Hacking the Fallout Terminal Minigame

3d graph of percentages

Introduction

I've always been a big fan of the Fallout series. Recently I started playing Fallout 3, and on this playthrough the terminal hacking minigame caught my interest. I realized that this minigame is actually very similar to Wordle. I recently wrote a blog post about solving Wordle, so I thought I would take a stab at solving the Fallout Terminal minigame using some of the same code.

Context

For those who are unfamiliar with Fallout, terminals are computers that players can interact with in game to find information, unlock doors, or control machines, among other uses. Some terminals are locked and must be "hacked" by the player in order to get access.

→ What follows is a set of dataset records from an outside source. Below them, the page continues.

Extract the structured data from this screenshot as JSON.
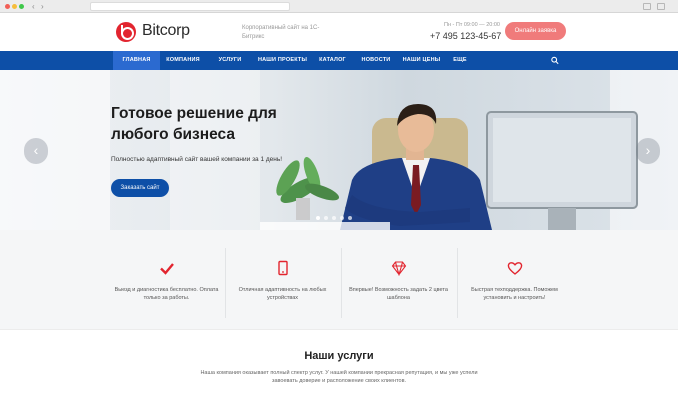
{
  "header": {
    "logo": "Bitcorp",
    "tagline": "Корпоративный сайт на 1С-Битрикс",
    "hours": "Пн - Пт 09:00 — 20:00",
    "phone": "+7 495 123-45-67",
    "cta": "Онлайн заявка"
  },
  "nav": {
    "items": [
      "ГЛАВНАЯ",
      "КОМПАНИЯ",
      "УСЛУГИ",
      "НАШИ ПРОЕКТЫ",
      "КАТАЛОГ",
      "НОВОСТИ",
      "НАШИ ЦЕНЫ",
      "ЕЩЕ"
    ],
    "active_index": 0
  },
  "hero": {
    "title": "Готовое решение для любого бизнеса",
    "subtitle": "Полностью адаптивный сайт вашей компании за 1 день!",
    "button": "Заказать сайт",
    "prev_glyph": "‹",
    "next_glyph": "›",
    "slide_count": 5,
    "active_slide": 0
  },
  "features": [
    {
      "icon": "check-icon",
      "text": "Выезд и диагностика бесплатно. Оплата только за работы."
    },
    {
      "icon": "mobile-icon",
      "text": "Отличная адаптивность на любых устройствах"
    },
    {
      "icon": "diamond-icon",
      "text": "Впервые! Возможность задать 2 цвета шаблона"
    },
    {
      "icon": "heart-icon",
      "text": "Быстрая техподдержка. Поможем установить и настроить!"
    }
  ],
  "services": {
    "title": "Наши услуги",
    "text": "Наша компания оказывает полный спектр услуг. У нашей компании прекрасная репутация, и мы уже успели завоевать доверие и расположение своих клиентов."
  },
  "colors": {
    "brand_red": "#e2252f",
    "nav_blue": "#0d4fa7",
    "nav_active": "#2b6ad0",
    "cta_pink": "#f07b7b"
  }
}
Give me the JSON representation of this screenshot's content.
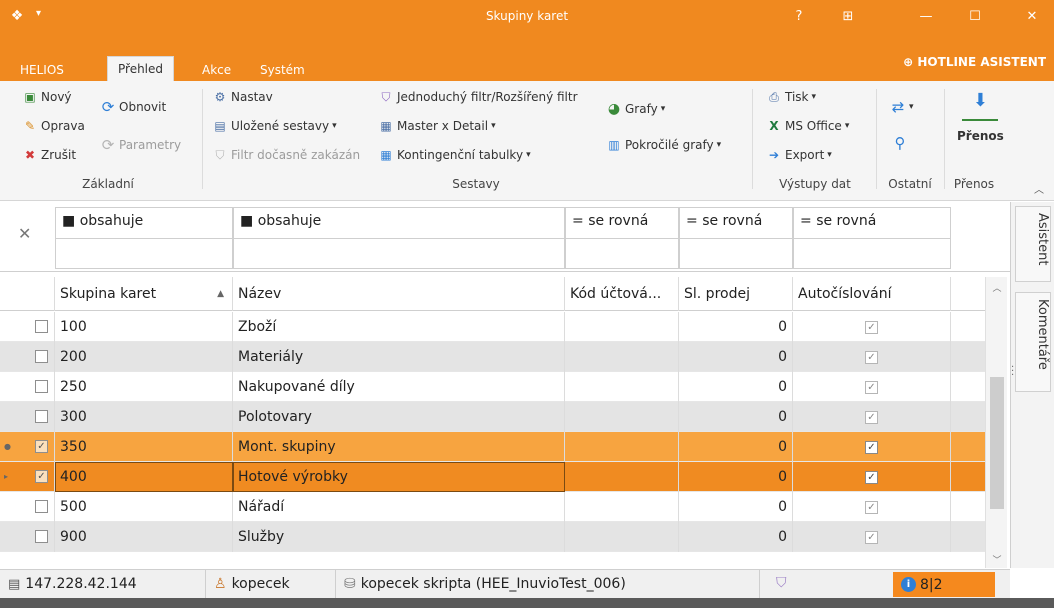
{
  "window": {
    "title": "Skupiny karet",
    "quick_access": "▾",
    "controls": {
      "help": "?",
      "restore_layout": "⊞",
      "minimize": "—",
      "maximize": "☐",
      "close": "✕"
    }
  },
  "ribbon_tabs": [
    {
      "label": "HELIOS"
    },
    {
      "label": "Přehled",
      "active": true
    },
    {
      "label": "Akce"
    },
    {
      "label": "Systém"
    }
  ],
  "hotline": "HOTLINE ASISTENT",
  "ribbon": {
    "zakladni": {
      "label": "Základní",
      "novy": "Nový",
      "oprava": "Oprava",
      "zrusit": "Zrušit",
      "obnovit": "Obnovit",
      "parametry": "Parametry"
    },
    "sestavy": {
      "label": "Sestavy",
      "nastav": "Nastav",
      "ulozene_sestavy": "Uložené sestavy",
      "filtr_docasne": "Filtr dočasně zakázán",
      "jednoduchy_filtr": "Jednoduchý filtr/Rozšířený filtr",
      "master_detail": "Master x Detail",
      "kontingencni": "Kontingenční tabulky",
      "grafy": "Grafy",
      "pokrocile_grafy": "Pokročilé grafy"
    },
    "vystupy": {
      "label": "Výstupy dat",
      "tisk": "Tisk",
      "ms_office": "MS Office",
      "export": "Export"
    },
    "ostatni": {
      "label": "Ostatní"
    },
    "prenos": {
      "label": "Přenos",
      "button": "Přenos"
    }
  },
  "filters": [
    {
      "op": "obsahuje",
      "op_icon": "■"
    },
    {
      "op": "obsahuje",
      "op_icon": "■"
    },
    {
      "op": "se rovná",
      "op_icon": "="
    },
    {
      "op": "se rovná",
      "op_icon": "="
    },
    {
      "op": "se rovná",
      "op_icon": "="
    }
  ],
  "grid": {
    "columns": [
      "Skupina karet",
      "Název",
      "Kód účtová...",
      "Sl. prodej",
      "Autočíslování"
    ],
    "sort_indicator": "▲",
    "rows": [
      {
        "code": "100",
        "name": "Zboží",
        "kod": "",
        "prodej": "0",
        "auto": true,
        "checked": false,
        "state": "odd"
      },
      {
        "code": "200",
        "name": "Materiály",
        "kod": "",
        "prodej": "0",
        "auto": true,
        "checked": false,
        "state": "even"
      },
      {
        "code": "250",
        "name": "Nakupované díly",
        "kod": "",
        "prodej": "0",
        "auto": true,
        "checked": false,
        "state": "odd"
      },
      {
        "code": "300",
        "name": "Polotovary",
        "kod": "",
        "prodej": "0",
        "auto": true,
        "checked": false,
        "state": "even"
      },
      {
        "code": "350",
        "name": "Mont. skupiny",
        "kod": "",
        "prodej": "0",
        "auto": true,
        "checked": true,
        "state": "sel"
      },
      {
        "code": "400",
        "name": "Hotové výrobky",
        "kod": "",
        "prodej": "0",
        "auto": true,
        "checked": true,
        "state": "focus"
      },
      {
        "code": "500",
        "name": "Nářadí",
        "kod": "",
        "prodej": "0",
        "auto": true,
        "checked": false,
        "state": "odd"
      },
      {
        "code": "900",
        "name": "Služby",
        "kod": "",
        "prodej": "0",
        "auto": true,
        "checked": false,
        "state": "even"
      }
    ]
  },
  "side_tabs": [
    "Asistent",
    "Komentáře"
  ],
  "status": {
    "server": "147.228.42.144",
    "user": "kopecek",
    "database": "kopecek skripta (HEE_InuvioTest_006)",
    "counter": "8|2"
  },
  "colors": {
    "accent": "#f0891f",
    "row_selected": "#f7a440",
    "row_focused": "#f08b21"
  }
}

This is where the terminal hacking minigame comes into play.

image of fallout terminal

The Rules

The player is given four attempts to guess the password out of a limited number of choices that are available on the terminal screen scattered among symbols and other characters. Each guess is given a "likeness" score, which indicates the number of characters that are correct and in the correct position. Players can then use the likeness score to rule out different passwords and continue to guess until they are correct, or they run out of guesses.

Terminals have varying degrees of difficulty from "very-easy" to "very-hard". The difficulty determines the length of the words. The number of possible words depends on the stats of the player and usually falls in the range of 20 to as few as 5, however all words within the same terminal will be of the same length.

An added wrinkle is that the player can select any valid pair of brackets like (), [], {}, or <> for a bonus dud word removal or a reset of the number of attempts. For the sake of our analysis we're going to ignore the brackets.

Comparison to Wordle

For those that are familiar with Wordle, the similarities are probably already very clear. There are two key differences I want to point out. First, Fallout terminals have a fixed, limited number of known possible choices, while Wordle games have a much larger pool of over 10,000 valid guesses. This means we can treat the number of words as a constant, and not have to worry about expensive computation that scales poorly with a large number of words.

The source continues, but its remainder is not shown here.